Mai si è capito perché strategicamente Moro venne ucciso: faceva comodo liberarlo, come sostenne una minoranza della colonna romana. Anche la strage di via Fani è piena di campi non chiariti: vennero sparati cento proiettili (e recuperati solo 39 bossoli), freddati tutti gli uomini della scorta, Moro non riportò neppure un graffio. Possibile che spararono solo quelli come Gallinari che aveva imparato a usare le armi regalate da un vecchio partigiano? O c’era qualcuno in via Fani che mai venne identificato e che sapeva sparare molto meglio dei brigatisti?

Potremmo andare avanti. C’è un particolare che ancora non è chiaro: secondo Franceschini,  Mario Moretti agiva per conto dei servizi, lo ha detto tra le righe, talvolta, e in maniera più esplicita. E il riferimento era l’Hyperion di Parigi, la vera base strategica del secondo livello delle Brigate Rosse, sempre secondo Franceschini. Gallinari, che fu vicino anche a Moretti, questo segreto l’ha sempre tenuto ben custodito. Non solo: ha sempre detto che materialmente il grilletto per uccidere Moro lo premette lui, Moretti invece si è a sua volta autoaccusato dell’esecuzione materiale del delitto.

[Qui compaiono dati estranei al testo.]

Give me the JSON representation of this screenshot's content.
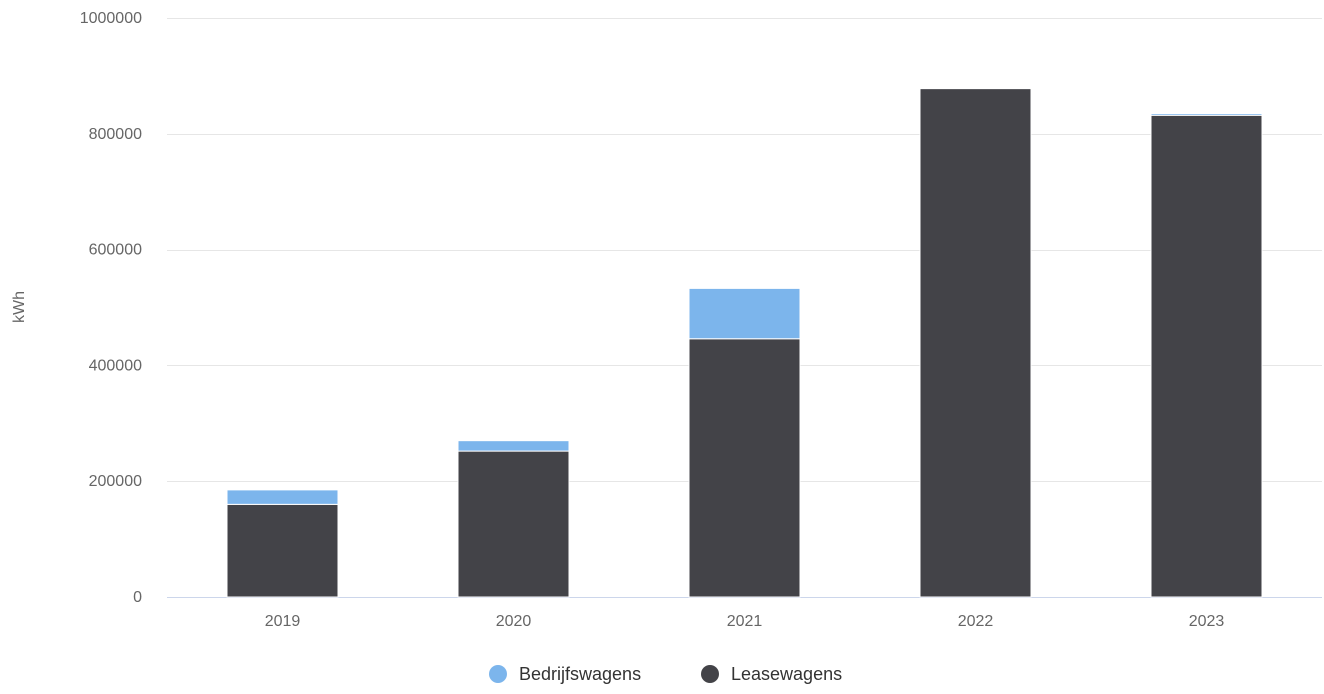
{
  "chart_data": {
    "type": "bar",
    "stacked": true,
    "title": "",
    "xlabel": "",
    "ylabel": "kWh",
    "categories": [
      "2019",
      "2020",
      "2021",
      "2022",
      "2023"
    ],
    "series": [
      {
        "name": "Leasewagens",
        "color": "#434348",
        "values": [
          160000,
          252000,
          446000,
          878000,
          832000
        ]
      },
      {
        "name": "Bedrijfswagens",
        "color": "#7cb5ec",
        "values": [
          25000,
          18000,
          87000,
          0,
          3000
        ]
      }
    ],
    "ylim": [
      0,
      1000000
    ],
    "yticks": [
      "0",
      "200000",
      "400000",
      "600000",
      "800000",
      "1000000"
    ],
    "grid": true,
    "legend": {
      "position": "bottom-center",
      "items": [
        {
          "name": "Bedrijfswagens",
          "color": "#7cb5ec",
          "marker": "circle-icon"
        },
        {
          "name": "Leasewagens",
          "color": "#434348",
          "marker": "circle-icon"
        }
      ]
    }
  }
}
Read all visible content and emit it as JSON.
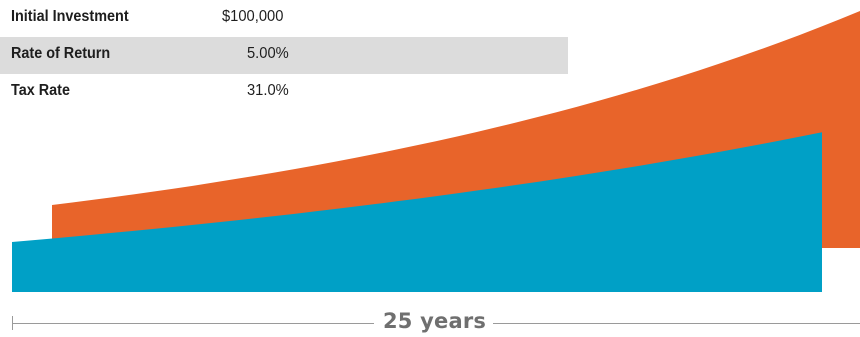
{
  "parameters": [
    {
      "label": "Initial Investment",
      "value": "$100,000"
    },
    {
      "label": "Rate of Return",
      "value": "5.00%"
    },
    {
      "label": "Tax Rate",
      "value": "31.0%"
    }
  ],
  "duration_label": "25 years",
  "colors": {
    "tax_deferred": "#e8642a",
    "taxable": "#00a0c6",
    "shaded_row": "#dcdcdc"
  },
  "chart_data": {
    "type": "area",
    "x": [
      0,
      5,
      10,
      15,
      20,
      25
    ],
    "series": [
      {
        "values": [
          100000,
          127628,
          162889,
          207893,
          265330,
          338635
        ],
        "color": "#e8642a"
      },
      {
        "values": [
          100000,
          118628,
          140729,
          166946,
          198048,
          234944
        ],
        "color": "#00a0c6"
      }
    ],
    "xlabel": "25 years",
    "ylabel": "",
    "xlim": [
      0,
      25
    ],
    "ylim": [
      0,
      338635
    ],
    "grid": false,
    "legend": "none"
  }
}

Tutti frammenti che messi insieme avrebbero potuto dare alcune spiegazioni.

Fuori c’è rimasto Moretti, ma non ha mai spiegato niente di tutto questo, non lo farà oggi. Curcio e Franceschini, che furono i fondatori delle Br, quando ci fu la svolta sanguinaria del terrorismo rosso, erano già in carcere. Vennero arrestati a Pinerolo, nel 1974. Tra loro si era infiltrato un certo frate Girotto, che quel giorno dovevano incontrare. Moretti doveva avvisare Curcio e Franceschini di non andare all’appuntamento, perché sarebbero caduti in un’imboscata. Si dimenticò, o non fece in tempo.

Giovanni Fasanella, cronista di Panorama e grande conoscitore della storia del terrorismo italiano, aggiunge altri due misteri al lungo elenco: la morte di Corrado Simioni, riferimento parigino e all’Hyperion. Non sono bastati decine di volumi, figuriamoci un blog di poche battute, e andare oltre all’elencare i coni d’ombra degli anni di piombo servirebbe a poco. Il capitolo delle Br non interessa più a quasi nessuno. Gli ex terroristi, quelli che potevano spiegare, sono tutti in libertà. E non hanno interesse di infilarsi in altri guai. Hanno raccontato quello che gli era più congeniale. Con la complicità di un livello dello Stato che aveva tutti gli interessi ad archiviare un pezzo di storia di questo Paese.